Kementerian Lingkungan Hidup dan Kehutanan Indonesia memastikan penanganan kebakaran hutan dan lahan dilakukan dengan baik tahun ini melalui koordinasi antara pemangku kepentingan.
Sekretaris Jenderal kementerian, Bambang Hendroyono, mengatakan di sini pada hari Senin bahwa pemerintah telah belajar dari pengalaman tahun-tahun sebelumnya dalam penanganan kebakaran hutan dan lahan untuk mengurangi jumlah area yang terbakar.
Menurutnya, penanganan kebakaran hutan dan lahan tidak lagi mempertimbangkan periode bulanan karena telah terjadi pergeseran musim kemarau dan hujan di negara ini.
Tahun ini, penanganan kebakaran hutan dan lahan dilakukan dengan mempertimbangkan periode musiman yang ditentukan oleh Badan Meteorologi, Klimatologi, dan Geofisika (BMKG).
Badan tersebut telah memprediksi bahwa puncak musim kemarau di sebagian besar wilayah Indonesia akan terjadi pada bulan Juli dan Agustus 2024, meskipun beberapa wilayah masih akan mengalami hujan.
Penanganan juga memperhitungkan fenomena cuaca yang kemungkinan terjadi, termasuk El Nino dan La Nina, lanjut Hendroyono.
Dia menjamin bahwa koordinasi lintas sektor dalam tindakan preventif akan terus berlanjut.
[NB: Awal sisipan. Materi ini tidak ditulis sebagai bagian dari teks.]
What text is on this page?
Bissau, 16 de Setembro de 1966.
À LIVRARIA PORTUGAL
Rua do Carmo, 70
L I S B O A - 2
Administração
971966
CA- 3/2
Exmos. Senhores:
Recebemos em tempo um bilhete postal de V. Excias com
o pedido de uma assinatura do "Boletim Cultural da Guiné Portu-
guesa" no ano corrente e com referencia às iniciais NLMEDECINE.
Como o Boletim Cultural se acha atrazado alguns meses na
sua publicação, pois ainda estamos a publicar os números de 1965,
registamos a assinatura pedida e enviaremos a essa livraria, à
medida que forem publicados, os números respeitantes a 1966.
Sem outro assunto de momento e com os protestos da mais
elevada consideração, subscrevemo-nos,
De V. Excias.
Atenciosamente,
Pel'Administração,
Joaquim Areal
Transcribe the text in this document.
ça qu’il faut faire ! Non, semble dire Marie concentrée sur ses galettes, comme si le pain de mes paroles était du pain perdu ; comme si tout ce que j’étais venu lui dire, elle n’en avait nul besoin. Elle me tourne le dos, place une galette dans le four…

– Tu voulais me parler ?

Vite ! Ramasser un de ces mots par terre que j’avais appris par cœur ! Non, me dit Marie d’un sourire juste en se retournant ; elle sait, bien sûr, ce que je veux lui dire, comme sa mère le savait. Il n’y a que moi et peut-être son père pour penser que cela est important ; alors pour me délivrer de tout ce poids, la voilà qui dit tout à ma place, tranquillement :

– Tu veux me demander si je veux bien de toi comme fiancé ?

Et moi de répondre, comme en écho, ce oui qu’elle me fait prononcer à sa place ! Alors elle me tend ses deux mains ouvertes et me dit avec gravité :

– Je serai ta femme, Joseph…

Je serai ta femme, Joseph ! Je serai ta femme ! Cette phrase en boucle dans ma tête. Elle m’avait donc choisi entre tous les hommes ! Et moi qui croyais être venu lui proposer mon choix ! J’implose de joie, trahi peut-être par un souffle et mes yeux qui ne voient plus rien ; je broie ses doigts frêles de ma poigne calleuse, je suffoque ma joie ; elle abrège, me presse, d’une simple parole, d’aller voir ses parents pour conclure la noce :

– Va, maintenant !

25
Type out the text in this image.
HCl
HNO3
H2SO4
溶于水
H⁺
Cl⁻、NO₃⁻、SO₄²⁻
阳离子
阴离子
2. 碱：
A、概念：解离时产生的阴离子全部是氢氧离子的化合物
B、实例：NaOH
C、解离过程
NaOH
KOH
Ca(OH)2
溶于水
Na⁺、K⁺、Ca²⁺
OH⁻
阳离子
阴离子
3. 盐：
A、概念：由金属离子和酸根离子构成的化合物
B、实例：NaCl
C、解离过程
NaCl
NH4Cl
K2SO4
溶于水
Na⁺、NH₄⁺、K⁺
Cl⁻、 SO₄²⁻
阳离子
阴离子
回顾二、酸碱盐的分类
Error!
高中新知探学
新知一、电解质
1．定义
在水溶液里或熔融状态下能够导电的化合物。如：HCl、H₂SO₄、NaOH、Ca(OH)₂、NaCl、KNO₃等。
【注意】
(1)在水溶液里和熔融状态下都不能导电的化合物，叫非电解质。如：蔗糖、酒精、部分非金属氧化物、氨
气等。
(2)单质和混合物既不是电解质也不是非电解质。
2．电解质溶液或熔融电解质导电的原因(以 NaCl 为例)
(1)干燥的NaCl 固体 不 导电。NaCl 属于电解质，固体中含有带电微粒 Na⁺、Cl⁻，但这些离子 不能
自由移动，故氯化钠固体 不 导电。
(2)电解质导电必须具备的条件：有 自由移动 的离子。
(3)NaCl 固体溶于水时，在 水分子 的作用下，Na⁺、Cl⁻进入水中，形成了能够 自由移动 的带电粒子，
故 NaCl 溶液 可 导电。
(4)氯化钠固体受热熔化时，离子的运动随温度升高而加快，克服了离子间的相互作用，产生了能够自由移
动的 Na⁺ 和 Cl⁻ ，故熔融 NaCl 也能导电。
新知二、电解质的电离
Kementerian Lingkungan Hidup dan Kehutanan, bersama dengan kementerian, lembaga, dan pemerintah daerah lainnya, akan terus melakukan tindakan preventif, pemadaman api, dan upaya restorasi lingkungan.
“Yang paling penting adalah di tingkat masyarakat; tim operasional di lapangan harus terus melaporkan tentang lokasi hotspot dan titik api,” ujarnya.
Menurut data dari sistem pemantauan kebakaran hutan dan lahan kementerian, SiPongi, pada tahun 2024, total luas lahan yang terbakar mencapai 105.539 hektar. Sementara itu, pada tahun 2023, luas lahan terbakar tercatat sebesar 1,16 juta hektar.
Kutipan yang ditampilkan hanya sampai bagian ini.